A meeting between RBS and representatives of the bank's small shareholders has collapsed today, prompting the possibility that a trial over RBS' financial health before the 2008 crash might still go ahead.
Thousands of RBS retail investors are suing the bank, claiming they were misled over the extent of the financial troubles at RBS during its £12bn rights issue in 2008. The rights issue was supposed to stabilise the bank, but it had to be bailed out months later.
RBS' chief executive Ross McEwan met with the directors of the RoS Shareholder Action Group this morning, Sky News reported. However, a settlement between the two groups has still not been reached.

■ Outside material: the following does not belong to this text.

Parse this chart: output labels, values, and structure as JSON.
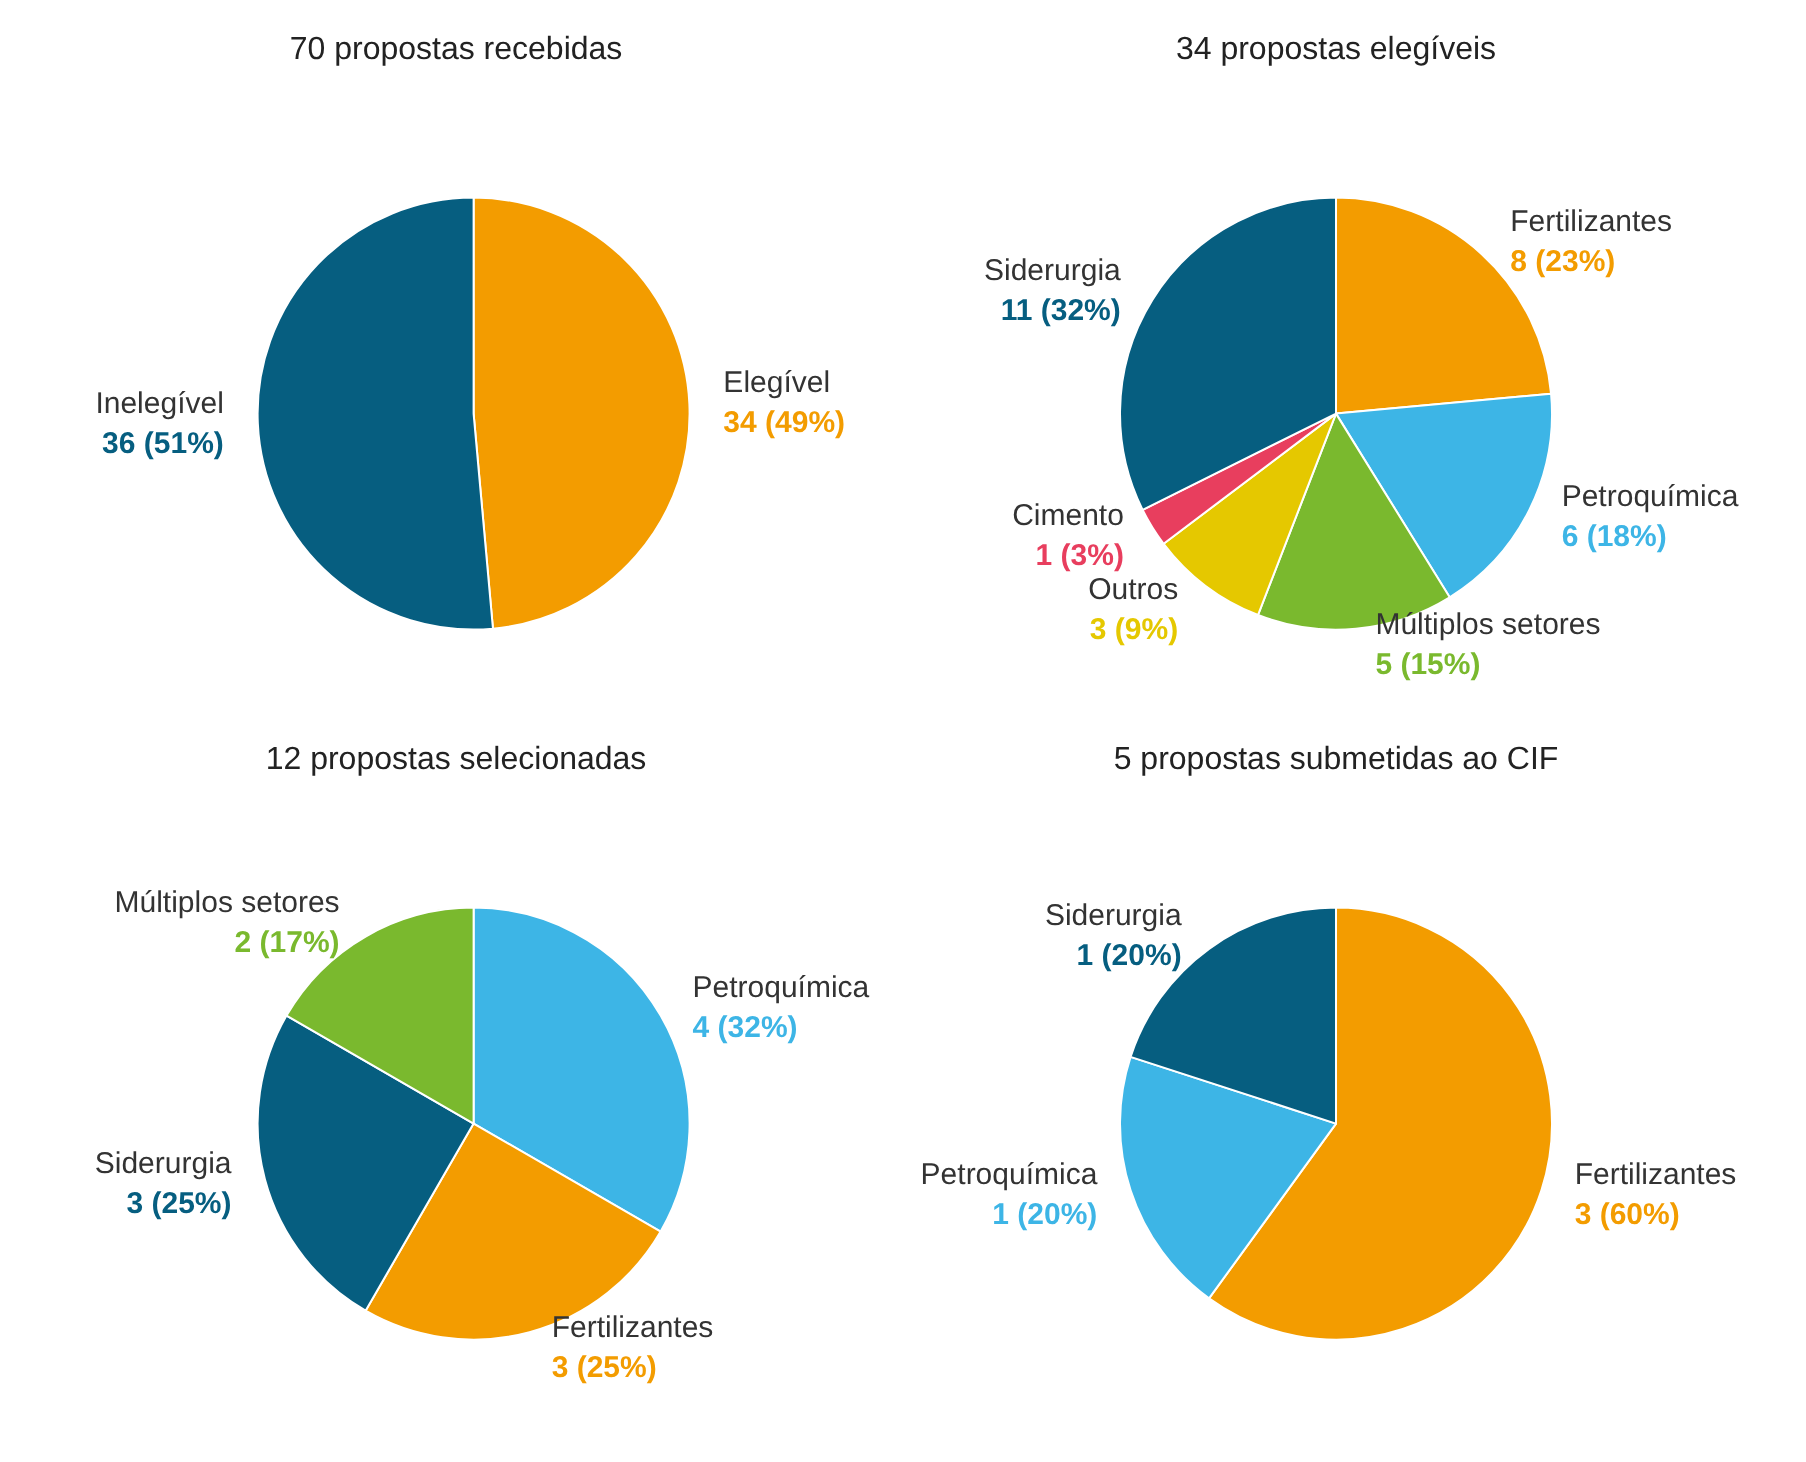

It is thought McEwan declined to increase RBS' offer to claimants. RBS needs at least 70 per cent of the claimants by value to agree to the offer for it to stick. The High Court claim is valued at £520m.
The trial is due to start next Wednesday.
A proportion of the 9,000 claimants, including institutional investors, have said they are ready to accept RBS' settlement offer of 82p per share, an offer which would cost the bank £200m.
However, it is thought that more than half would prefer for the matter to go to court. If the trial goes ahead, the disgraced former boss of RBS, Fred Goodwin, could be forced to spend two days in the witness box.
As reported by City A.M. yesterday, these investors now want to be given more time so that they can raise money to fund their case. Sources said the group has raised half of the £7m they need.